Khemais Lausgi, 30enne nato a Palermo da genitori tunisini, è conosciuto come il “re della cocaina allo Zen”, o con il soprannome di Gabriele Alì il Turco. Ha la cittadinanza italiana per quella fottuta parte di legge che prevede sia concessa al diciottesimo anno di età a chi è nato in Italia.

Lo scorso novembre, nella notte tra il 18 e il 19, ha stuprato con la complicità di alcuni complici una palermitana nel parcheggio della discoteca Mob Disco Theatre di Carini. Gli inquirenti, però, sono riusciti a risalire a lui solo nei giorni scorsi, dopo una lunga serie di indagini.

La vittima, sotto l’effetto di alcool e droga, è stata trascinata in auto e lì è stata violentata da più stupratori e poi abbandonata nel parcheggio.
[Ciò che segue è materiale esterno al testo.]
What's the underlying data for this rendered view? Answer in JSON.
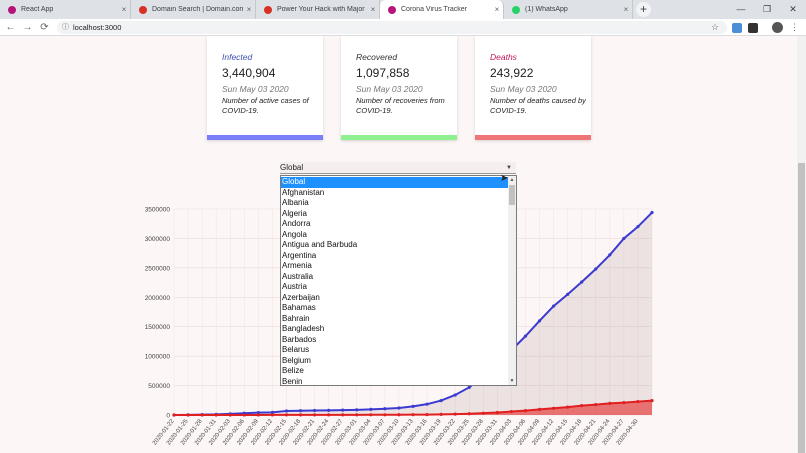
{
  "browser": {
    "tabs": [
      {
        "title": "React App",
        "icon_color": "#b5147a"
      },
      {
        "title": "Domain Search | Domain.com",
        "icon_color": "#d93025"
      },
      {
        "title": "Power Your Hack with Major Lea",
        "icon_color": "#d93025"
      },
      {
        "title": "Corona Virus Tracker",
        "icon_color": "#b5147a"
      },
      {
        "title": "(1) WhatsApp",
        "icon_color": "#25d366"
      }
    ],
    "new_tab": "+",
    "close_glyph": "×",
    "window_controls": {
      "minimize": "—",
      "maximize": "❐",
      "close": "✕"
    },
    "url": "localhost:3000",
    "nav": {
      "back": "←",
      "forward": "→",
      "reload": "⟳"
    },
    "lock_glyph": "ⓘ",
    "star_glyph": "☆",
    "menu_glyph": "⋮"
  },
  "cards": [
    {
      "title": "Infected",
      "value": "3,440,904",
      "date": "Sun May 03 2020",
      "description": "Number of active cases of COVID-19.",
      "title_color": "#3f51b5",
      "bar_color": "#7b7ff7"
    },
    {
      "title": "Recovered",
      "value": "1,097,858",
      "date": "Sun May 03 2020",
      "description": "Number of recoveries from COVID-19.",
      "title_color": "#333333",
      "bar_color": "#8ef08e"
    },
    {
      "title": "Deaths",
      "value": "243,922",
      "date": "Sun May 03 2020",
      "description": "Number of deaths caused by COVID-19.",
      "title_color": "#c2185b",
      "bar_color": "#ee7676"
    }
  ],
  "country_select": {
    "selected": "Global",
    "arrow": "▼",
    "options": [
      "Global",
      "Afghanistan",
      "Albania",
      "Algeria",
      "Andorra",
      "Angola",
      "Antigua and Barbuda",
      "Argentina",
      "Armenia",
      "Australia",
      "Austria",
      "Azerbaijan",
      "Bahamas",
      "Bahrain",
      "Bangladesh",
      "Barbados",
      "Belarus",
      "Belgium",
      "Belize",
      "Benin"
    ],
    "scroll_up": "▲",
    "scroll_down": "▼"
  },
  "chart_data": {
    "type": "line",
    "ylim": [
      0,
      3500000
    ],
    "yticks": [
      0,
      500000,
      1000000,
      1500000,
      2000000,
      2500000,
      3000000,
      3500000
    ],
    "x_tick_labels": [
      "2020-01-22",
      "2020-01-25",
      "2020-01-28",
      "2020-01-31",
      "2020-02-03",
      "2020-02-06",
      "2020-02-09",
      "2020-02-12",
      "2020-02-15",
      "2020-02-18",
      "2020-02-21",
      "2020-02-24",
      "2020-02-27",
      "2020-03-01",
      "2020-03-04",
      "2020-03-07",
      "2020-03-10",
      "2020-03-13",
      "2020-03-16",
      "2020-03-19",
      "2020-03-22",
      "2020-03-25",
      "2020-03-28",
      "2020-03-31",
      "2020-04-03",
      "2020-04-06",
      "2020-04-09",
      "2020-04-12",
      "2020-04-15",
      "2020-04-18",
      "2020-04-21",
      "2020-04-24",
      "2020-04-27",
      "2020-04-30"
    ],
    "x": [
      "2020-01-22",
      "2020-01-25",
      "2020-01-28",
      "2020-01-31",
      "2020-02-03",
      "2020-02-06",
      "2020-02-09",
      "2020-02-12",
      "2020-02-15",
      "2020-02-18",
      "2020-02-21",
      "2020-02-24",
      "2020-02-27",
      "2020-03-01",
      "2020-03-04",
      "2020-03-07",
      "2020-03-10",
      "2020-03-13",
      "2020-03-16",
      "2020-03-19",
      "2020-03-22",
      "2020-03-25",
      "2020-03-28",
      "2020-03-31",
      "2020-04-03",
      "2020-04-06",
      "2020-04-09",
      "2020-04-12",
      "2020-04-15",
      "2020-04-18",
      "2020-04-21",
      "2020-04-24",
      "2020-04-27",
      "2020-04-30",
      "2020-05-03"
    ],
    "series": [
      {
        "values": [
          600,
          2900,
          6200,
          10000,
          20000,
          30000,
          40000,
          45000,
          69000,
          73000,
          77000,
          79000,
          83000,
          88000,
          95000,
          106000,
          119000,
          146000,
          184000,
          245000,
          340000,
          470000,
          660000,
          860000,
          1100000,
          1340000,
          1600000,
          1850000,
          2050000,
          2260000,
          2480000,
          2720000,
          3000000,
          3200000,
          3440000
        ],
        "color": "#3b3bd1"
      },
      {
        "values": [
          17,
          80,
          130,
          260,
          430,
          640,
          910,
          1100,
          1500,
          1900,
          2250,
          2620,
          2810,
          2990,
          3280,
          3500,
          4300,
          5400,
          7100,
          10000,
          14700,
          21300,
          30900,
          42300,
          58800,
          74500,
          95700,
          114000,
          134000,
          160000,
          177000,
          197000,
          211000,
          228000,
          244000
        ],
        "color": "#e02020"
      }
    ],
    "grid": true,
    "legend": "none"
  }
}
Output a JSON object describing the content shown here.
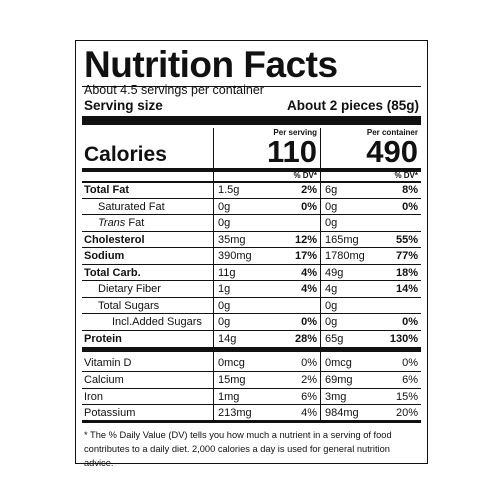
{
  "header": {
    "title": "Nutrition Facts",
    "servings": "About 4.5 servings per container",
    "serving_size_label": "Serving size",
    "serving_size": "About 2 pieces (85g)"
  },
  "calories": {
    "label": "Calories",
    "per_serving_label": "Per serving",
    "per_serving": "110",
    "per_container_label": "Per container",
    "per_container": "490"
  },
  "dv_header": [
    "% DV*",
    "% DV*"
  ],
  "nutrients": [
    [
      "Total Fat",
      "1.5g",
      "2%",
      "6g",
      "8%"
    ],
    [
      "Saturated Fat",
      "0g",
      "0%",
      "0g",
      "0%"
    ],
    [
      "Trans Fat",
      "0g",
      null,
      "0g",
      null
    ],
    [
      "Cholesterol",
      "35mg",
      "12%",
      "165mg",
      "55%"
    ],
    [
      "Sodium",
      "390mg",
      "17%",
      "1780mg",
      "77%"
    ],
    [
      "Total Carb.",
      "11g",
      "4%",
      "49g",
      "18%"
    ],
    [
      "Dietary Fiber",
      "1g",
      "4%",
      "4g",
      "14%"
    ],
    [
      "Total Sugars",
      "0g",
      null,
      "0g",
      null
    ],
    [
      "Incl.Added Sugars",
      "0g",
      "0%",
      "0g",
      "0%"
    ],
    [
      "Protein",
      "14g",
      "28%",
      "65g",
      "130%"
    ]
  ],
  "vitamins": [
    [
      "Vitamin D",
      "0mcg",
      "0%",
      "0mcg",
      "0%"
    ],
    [
      "Calcium",
      "15mg",
      "2%",
      "69mg",
      "6%"
    ],
    [
      "Iron",
      "1mg",
      "6%",
      "3mg",
      "15%"
    ],
    [
      "Potassium",
      "213mg",
      "4%",
      "984mg",
      "20%"
    ]
  ],
  "footnote": "* The % Daily Value (DV) tells you how much a nutrient in a serving of food contributes to a daily diet. 2,000 calories a day is used for general nutrition advice."
}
Lo stupro è stato brutale. Vi evitiamo i particolari. Basti dire che la procura di Palermo parla di “lesioni dovute ai reiterati tentativi della vittima di sottrarsi alla ripetuta violenza”.

Nel 2015 le Fiamme Gialle hanno sequestrato al tunisino cinque auto, due appartamenti e una villa: frutto della sua attività di spaccio. Non solo: Lausgi nel 2016 rimase gravemente ferito durante un regolamento di conti tra spacciatori locali.

Ma era in Italia. Perché è un ‘nuovo italiano’. Dobbiamo tornare allo ius sanguinis, prima che sia troppo tardi.

Ps. Nelle statistiche, il reato l’ha commesso un ‘italiano’.